Acharya Nagarujua University, for first time in the history of Indian universities, is conducting a six-week certificate coaching course of Sports Authority of India (SAI) in which 67 candidates from all over the country are learning the nuances (theory and practical) in their chosen sporting segment. The course, offered in athletics, kho kho, kabaddi and basketball, would conclude on June 26.

“SAI, which conducts coaching courses at various centres in the country, was impressed by our sporting infrastructure and the manner in which we conducted national and all-India events.

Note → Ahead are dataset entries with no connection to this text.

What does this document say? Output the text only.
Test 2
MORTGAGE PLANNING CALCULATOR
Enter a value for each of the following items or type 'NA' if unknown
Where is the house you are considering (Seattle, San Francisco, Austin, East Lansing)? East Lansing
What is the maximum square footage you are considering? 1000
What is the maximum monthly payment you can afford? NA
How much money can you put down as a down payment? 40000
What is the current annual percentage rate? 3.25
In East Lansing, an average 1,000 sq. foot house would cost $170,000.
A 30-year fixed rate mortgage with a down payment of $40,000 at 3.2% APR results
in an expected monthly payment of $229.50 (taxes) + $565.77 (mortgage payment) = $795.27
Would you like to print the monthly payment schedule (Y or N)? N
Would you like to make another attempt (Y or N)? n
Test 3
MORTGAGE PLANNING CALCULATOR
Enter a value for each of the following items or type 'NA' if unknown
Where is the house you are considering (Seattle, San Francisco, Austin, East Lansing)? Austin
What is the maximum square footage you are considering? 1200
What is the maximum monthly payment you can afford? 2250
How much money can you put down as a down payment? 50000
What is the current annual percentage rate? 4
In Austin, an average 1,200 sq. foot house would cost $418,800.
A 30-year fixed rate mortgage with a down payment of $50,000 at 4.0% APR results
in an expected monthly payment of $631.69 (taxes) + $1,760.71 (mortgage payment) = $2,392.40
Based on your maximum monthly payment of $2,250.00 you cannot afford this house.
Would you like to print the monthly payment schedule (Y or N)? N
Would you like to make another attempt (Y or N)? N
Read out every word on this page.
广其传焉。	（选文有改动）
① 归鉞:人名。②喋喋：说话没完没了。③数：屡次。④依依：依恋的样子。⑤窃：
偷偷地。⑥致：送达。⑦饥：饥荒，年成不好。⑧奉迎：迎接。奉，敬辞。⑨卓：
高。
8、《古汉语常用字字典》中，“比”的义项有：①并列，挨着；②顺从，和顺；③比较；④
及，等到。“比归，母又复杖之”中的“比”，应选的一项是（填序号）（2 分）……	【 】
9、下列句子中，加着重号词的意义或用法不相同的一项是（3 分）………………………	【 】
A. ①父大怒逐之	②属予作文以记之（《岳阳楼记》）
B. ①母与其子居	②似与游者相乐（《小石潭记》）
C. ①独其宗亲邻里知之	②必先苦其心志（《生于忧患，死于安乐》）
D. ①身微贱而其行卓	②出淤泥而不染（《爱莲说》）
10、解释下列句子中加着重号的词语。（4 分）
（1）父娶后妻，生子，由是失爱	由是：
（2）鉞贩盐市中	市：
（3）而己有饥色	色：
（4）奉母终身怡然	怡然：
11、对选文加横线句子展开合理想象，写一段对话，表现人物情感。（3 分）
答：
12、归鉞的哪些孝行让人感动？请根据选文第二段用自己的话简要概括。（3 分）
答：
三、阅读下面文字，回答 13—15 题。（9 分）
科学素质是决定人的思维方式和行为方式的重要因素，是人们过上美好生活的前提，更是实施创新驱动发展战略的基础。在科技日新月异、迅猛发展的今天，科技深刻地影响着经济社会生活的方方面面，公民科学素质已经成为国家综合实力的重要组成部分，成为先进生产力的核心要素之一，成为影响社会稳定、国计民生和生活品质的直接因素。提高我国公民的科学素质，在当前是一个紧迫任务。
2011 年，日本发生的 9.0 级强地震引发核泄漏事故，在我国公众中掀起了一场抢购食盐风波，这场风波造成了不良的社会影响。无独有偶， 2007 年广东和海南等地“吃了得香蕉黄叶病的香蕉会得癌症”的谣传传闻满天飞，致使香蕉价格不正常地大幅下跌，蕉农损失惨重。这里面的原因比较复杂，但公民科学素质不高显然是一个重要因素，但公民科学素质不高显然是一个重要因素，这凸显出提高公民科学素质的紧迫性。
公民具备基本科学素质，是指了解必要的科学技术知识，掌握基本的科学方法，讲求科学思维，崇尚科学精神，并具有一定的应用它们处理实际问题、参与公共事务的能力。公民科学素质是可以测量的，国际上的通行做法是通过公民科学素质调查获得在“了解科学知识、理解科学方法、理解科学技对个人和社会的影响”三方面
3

SAI South Regional Director S. S. Roy was instrumental in allotting this course to ANU. The course has come as a shot in the arm to several senior players in Andhra Pradesh as they can shape into a qualified coaches and earn a respective livelihood,” said university physical director Dr. Y. Kishore. He felt that the candidates, who emerge as coaches after the course, can earn around Rs.10, 000 to Rs. 15,000 in various corporate schools, colleges, corporations and clubs in Andhra Pradesh. “There is acute shortage of coaches in the State and courses like this will revitalise the sporting activities”.

Inter-state

Dr. Kishore said that along with players from AP, athletes from Haryana, Jammu and Kashmir and Tamil Nadu have enrolled into course by paying Rs. 15,500. “It is nice to see that majority of the students are former players. There are a couple of internationals too.

The academic wing of SAI will allot marks and certificates based on their performances,” he added. SAI coach Vinayak Prasad felt that metropolitan cities offered better prospects as the concept of good health was growing among urbanites. “There is a buzz in sporting activities in cities. These qualified coaches can earn a minimum of Rs 25,000 in cities as people are turning health- conscious,” he said.

ANU could get the course after a concerted four-year long effort under the guidance of vice-chancellor K. Viyyana Rao and many felt that other universities like Andhra, Osmania, Sri Venkateswara and Yogi Vamana in AP should try and get courses in other games and sports.

“Hundreds of qualified coaches can be produced by this certificate courses and they in return will produce hundreds of quality athletes,” felt Dr. Kishore.